Swedish football club

Sävedalens IF is a Swedish football club located in Sävedalen in Partille Municipality, Västra Götaland County.

==Background==
Since their foundation in 1932 Sävedalens IF has participated mainly in the middle and lower divisions of the Swedish football league system. The club currently plays in Division 2 Norra Götaland which is the fourth tier of Swedish football.
They play their home matches at Vallhamra in Sävedalen.

Bertil "Bebben" Johansson started his career with Sävedalens IF. In 1954 he was bought by IFK Göteborg where he successfully spent the rest of his playing career that ended in 1968.

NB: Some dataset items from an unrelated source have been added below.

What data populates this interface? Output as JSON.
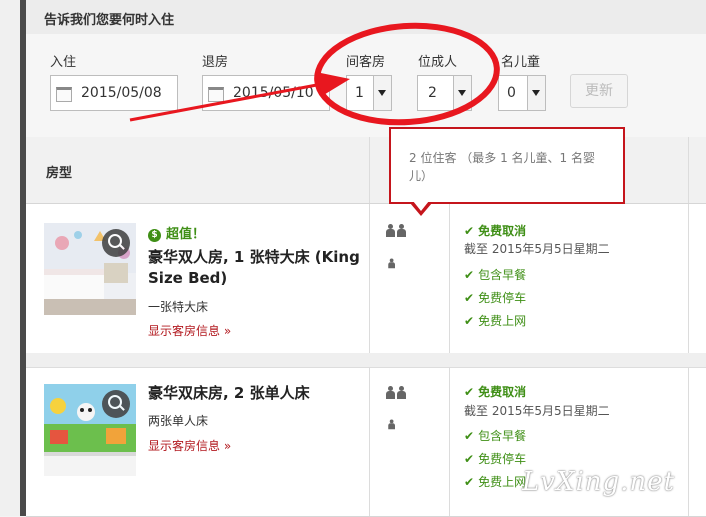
{
  "header": {
    "title": "告诉我们您要何时入住"
  },
  "search": {
    "checkin_label": "入住",
    "checkin_value": "2015/05/08",
    "checkout_label": "退房",
    "checkout_value": "2015/05/10",
    "rooms_label": "间客房",
    "rooms_value": "1",
    "adults_label": "位成人",
    "adults_value": "2",
    "children_label": "名儿童",
    "children_value": "0",
    "update_label": "更新"
  },
  "table": {
    "room_type_header": "房型"
  },
  "tooltip": {
    "text": "2 位住客 （最多 1 名儿童、1 名婴儿）"
  },
  "rooms": [
    {
      "deal": "超值！",
      "deal_icon": "$",
      "name": "豪华双人房, 1 张特大床 (King Size Bed)",
      "bed": "一张特大床",
      "more": "显示客房信息 »",
      "cancel": "免费取消",
      "until": "截至 2015年5月5日星期二",
      "perks": [
        "包含早餐",
        "免费停车",
        "免费上网"
      ]
    },
    {
      "name": "豪华双床房, 2 张单人床",
      "bed": "两张单人床",
      "more": "显示客房信息 »",
      "cancel": "免费取消",
      "until": "截至 2015年5月5日星期二",
      "perks": [
        "包含早餐",
        "免费停车",
        "免费上网"
      ]
    }
  ],
  "check_mark": "✔",
  "watermark": "LvXing.net",
  "colors": {
    "highlight_red": "#e8171f",
    "deal_green": "#3f8f16",
    "link_red": "#b2181e"
  }
}
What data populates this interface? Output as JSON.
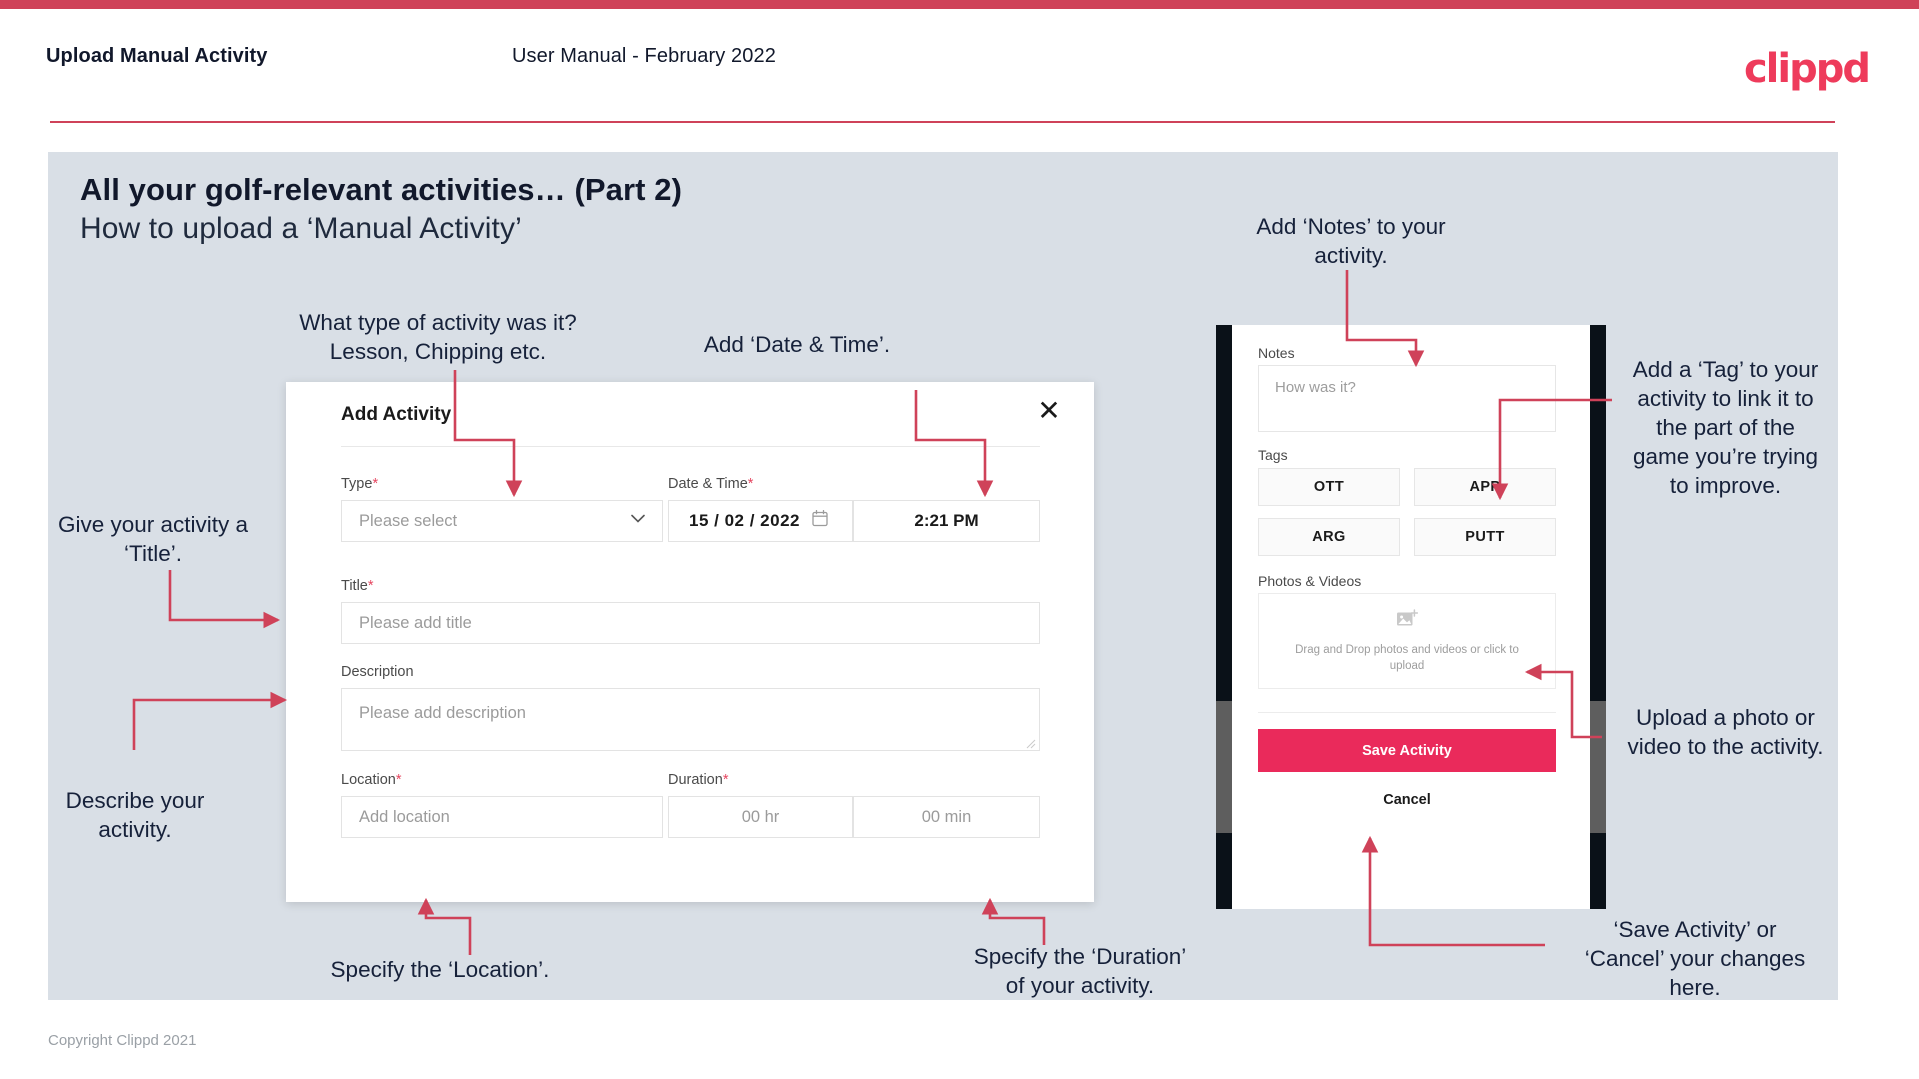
{
  "header": {
    "title": "Upload Manual Activity",
    "subtitle": "User Manual - February 2022",
    "logo": "clippd"
  },
  "slide": {
    "title": "All your golf-relevant activities… (Part 2)",
    "subtitle": "How to upload a ‘Manual Activity’"
  },
  "annotations": {
    "type": "What type of activity was it?\nLesson, Chipping etc.",
    "datetime": "Add ‘Date & Time’.",
    "title": "Give your activity a\n‘Title’.",
    "description": "Describe your\nactivity.",
    "location": "Specify the ‘Location’.",
    "duration": "Specify the ‘Duration’\nof your activity.",
    "notes": "Add ‘Notes’ to your\nactivity.",
    "tags": "Add a ‘Tag’ to your\nactivity to link it to\nthe part of the\ngame you’re trying\nto improve.",
    "upload": "Upload a photo or\nvideo to the activity.",
    "save": "‘Save Activity’ or\n‘Cancel’ your changes\nhere."
  },
  "modal": {
    "title": "Add Activity",
    "close_icon": "close-icon",
    "fields": {
      "type": {
        "label": "Type",
        "required": "*",
        "placeholder": "Please select",
        "icon": "chevron-down-icon"
      },
      "datetime": {
        "label": "Date & Time",
        "required": "*",
        "date_value": "15 /  02  / 2022",
        "time_value": "2:21 PM",
        "icon": "calendar-icon"
      },
      "title": {
        "label": "Title",
        "required": "*",
        "placeholder": "Please add title"
      },
      "description": {
        "label": "Description",
        "required": "",
        "placeholder": "Please add description"
      },
      "location": {
        "label": "Location",
        "required": "*",
        "placeholder": "Add location"
      },
      "duration": {
        "label": "Duration",
        "required": "*",
        "hours_placeholder": "00 hr",
        "minutes_placeholder": "00 min"
      }
    }
  },
  "phone": {
    "notes": {
      "label": "Notes",
      "placeholder": "How was it?"
    },
    "tags": {
      "label": "Tags",
      "items": [
        "OTT",
        "APP",
        "ARG",
        "PUTT"
      ]
    },
    "photos": {
      "label": "Photos & Videos",
      "icon": "add-image-icon",
      "drop_text": "Drag and Drop photos and videos or click to upload"
    },
    "save_label": "Save Activity",
    "cancel_label": "Cancel"
  },
  "footer": {
    "copyright": "Copyright Clippd 2021"
  },
  "colors": {
    "accent": "#cf4259",
    "brand": "#ee3b5b",
    "save": "#ea2a5b",
    "slide_bg": "#d9dfe6",
    "text_dark": "#11182b",
    "arrow": "#cf4259"
  }
}
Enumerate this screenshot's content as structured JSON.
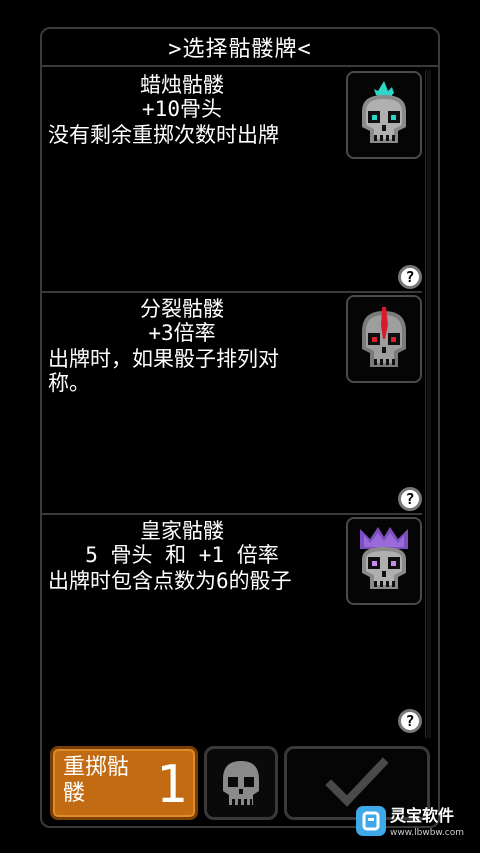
{
  "title": ">选择骷髅牌<",
  "cards": [
    {
      "name": "蜡烛骷髅",
      "effect": "+10骨头",
      "description": "没有剩余重掷次数时出牌",
      "icon": "candle-skull-icon",
      "accent": "#2fd6c8",
      "eye": "#2fd6c8"
    },
    {
      "name": "分裂骷髅",
      "effect": "+3倍率",
      "description": "出牌时，如果骰子排列对称。",
      "icon": "split-skull-icon",
      "accent": "#d61c2a",
      "eye": "#e02030"
    },
    {
      "name": "皇家骷髅",
      "effect": "5 骨头 和 +1 倍率",
      "description": "出牌时包含点数为6的骰子",
      "icon": "royal-skull-icon",
      "accent": "#9a6ad8",
      "eye": "#c58cf0"
    }
  ],
  "help_label": "?",
  "reroll": {
    "label": "重掷骷髅",
    "count": "1"
  },
  "watermark": {
    "name": "灵宝软件",
    "url": "www.lbwbw.com"
  },
  "colors": {
    "reroll_bg": "#c26b12",
    "border": "#3a3a3a"
  }
}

Sävedalens IF are affiliated to the Göteborgs Fotbollförbund.

==Season to season==

| Season | Level | Division | Section | Position | Movements |
|---|---|---|---|---|---|
| 1997 | Tier 5 | Division 4 | Göteborg A | 5th |  |
| 1998 | Tier 5 | Division 4 | Göteborg A | 4th |  |
| 1999 | Tier 5 | Division 4 | Göteborg A | 2nd |  |
| 2000 | Tier 5 | Division 4 | Göteborg A | 6th |  |
| 2001 | Tier 5 | Division 4 | Göteborg A | 4th |  |
| 2002 | Tier 5 | Division 4 | Göteborg A | 4th |  |
| 2003 | Tier 5 | Division 4 | Göteborg A | 7th |  |
| 2004 | Tier 5 | Division 4 | Göteborg A | 3rd |  |
| 2005 | Tier 5 | Division 4 | Göteborg A | 1st | Promoted |
| 2006* | Tier 5 | Division 3 | Nordvästra Götaland | 3rd |  |
| 2007 | Tier 5 | Division 3 | Nordvästra Götaland | 2nd | Promotion Playoffs |
| 2008 | Tier 5 | Division 3 | Nordvästra Götaland | 3rd |  |
| 2009 | Tier 5 | Division 3 | Nordvästra Götaland | 5th |  |
| 2010 | Tier 5 | Division 3 | Mellersta Götaland | 5th |  |
| 2011 | Tier 5 | Division 3 | Mellersta Götaland | 1st | Promoted |
| 2012 | Tier 4 | Division 2 | Västra Götaland | 9th |  |
| 2013 | Tier 4 | Division 2 | Norra Götaland | 8th |  |
| 2014 | Tier 4 | Division 2 | Västra Götaland | 14th | Relegated |
| 2015 | Tier 5 | Division 3 | Mellersta Götaland | 1st | Promoted |
| 2016 | Tier 4 | Division 2 | Västra Götaland | 7th |  |
| 2017 | Tier 4 | Division 2 | Västra Götaland | 3rd |  |

- League restructuring in 2006 resulted in a new division being created at Tier 3 and subsequent divisions dropping a level.

==Attendances==

In recent seasons Sävedalens IF have had the following average attendances:

| Season | Average attendance | Division / Section | Level |
|---|---|---|---|
| 2005 | Not available | Div 4 Göteborg A | Tier 5 |
| 2006 | 173 | Div 3 Nordvästra Götaland | Tier 5 |
| 2007 | 141 | Div 3 Nordvästra Götaland | Tier 5 |
| 2008 | 132 | Div 3 Nordvästra Götaland | Tier 5 |
| 2009 | 157 | Div 3 Nordvästra Götaland | Tier 5 |
| 2010 | 97 | Div 3 Mellersta Götaland | Tier 5 |

- Attendances are provided in the Publikliga sections of the Svenska Fotbollförbundet website.